Märchen europäischer Völker


Der rote Riese



***
Es war einmal eine Witwe, die lebte mit ihren zwei Söhnen auf einem winzigen Stück Land, das sie von einem Bauern gepachtet hatte. Und allmählich kam die Zeit, beide in die Welt hinauszuschicken, damit sie ihr Glück versuchten. Deshalb ließ sie eines Tages ihren älteren Sohn eine Kanne nehmen und ihn Wasser vom Brunnen holen, weil sie einen Kuchen für ihn backen wollte. Und je nachdem, ob er viel oder wenig Wasser brächte, würde sie einen großen oder kleinen Kuchen backen; der Kuchen sei alles, was sie ihm mit auf den Weg geben könne.

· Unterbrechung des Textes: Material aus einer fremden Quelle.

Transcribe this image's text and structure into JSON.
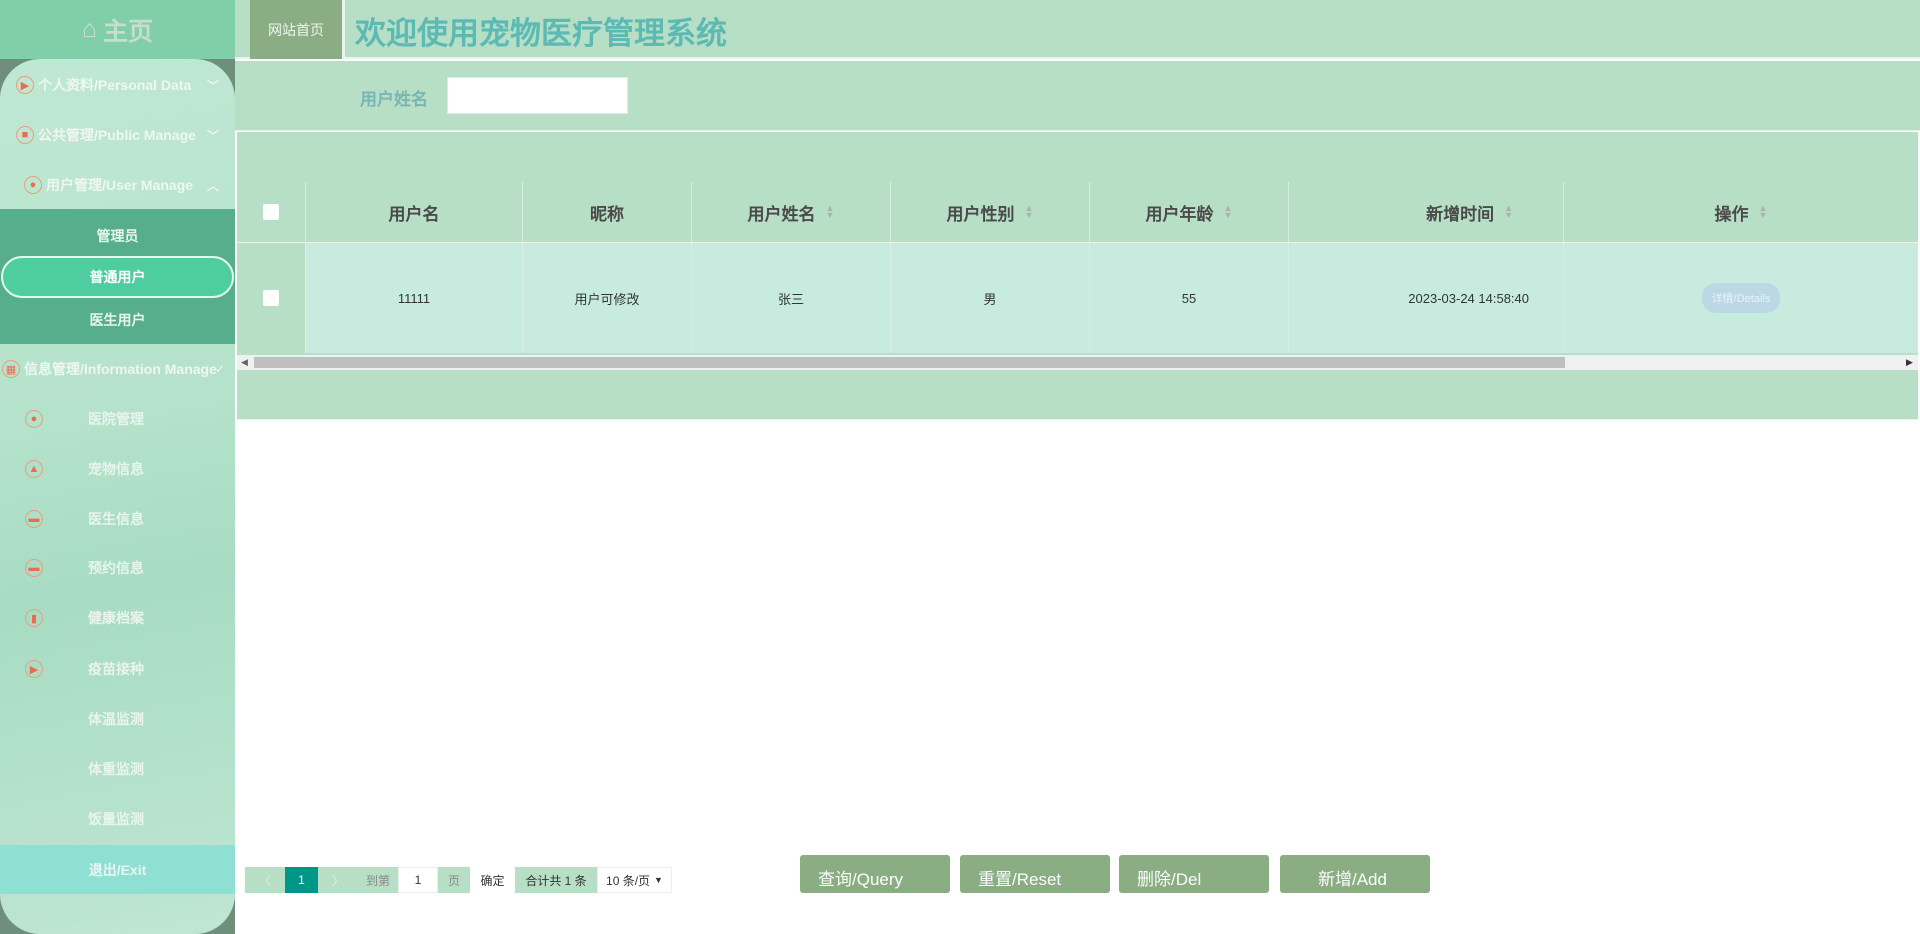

Der Bursche ging mit der Kanne zum Brunnen, füllte sie voll Wasser und ging wieder zurück. Da die Kanne aber Löcher hatte, lief das meiste Wasser aus, ehe er im Hause war. Daher fiel sein Kuchen sehr klein aus. Trotzdem bat seine Mutter, ob er sich nicht mit der Hälfte und dazu ihrem Segen begnügen möchte; wenn er aber den ganzen Kuchen verlange, würde sie ihren Fluch dazutun. Da der junge Mann annahm, er müsse einen weiten Weg zurücklegen, und da er nicht wußte, wann und wo er wieder etwas zu essen bekommen könne, sagte er, er nähme lieber den ganzen Kuchen und müsse eben abwarten, was ihm der Fluch seiner Mutter eintrüge. Also gab sie ihm den ganzen Kuchen und ihren Fluch. Nun nahm er seinen Bruder beiseite und gab ihm ein Messer bis zu seiner Heimkehr zur Aufbewahrung mit der Bitte, es sich an jedem Morgen anzuschauen. Solange es blank blieb, wäre es ein Zeichen, daß es ihm gutgehe, doch wenn es fleckig und rostig würde, dann wäre ganz sicher ein Unheil über ihn gekommen.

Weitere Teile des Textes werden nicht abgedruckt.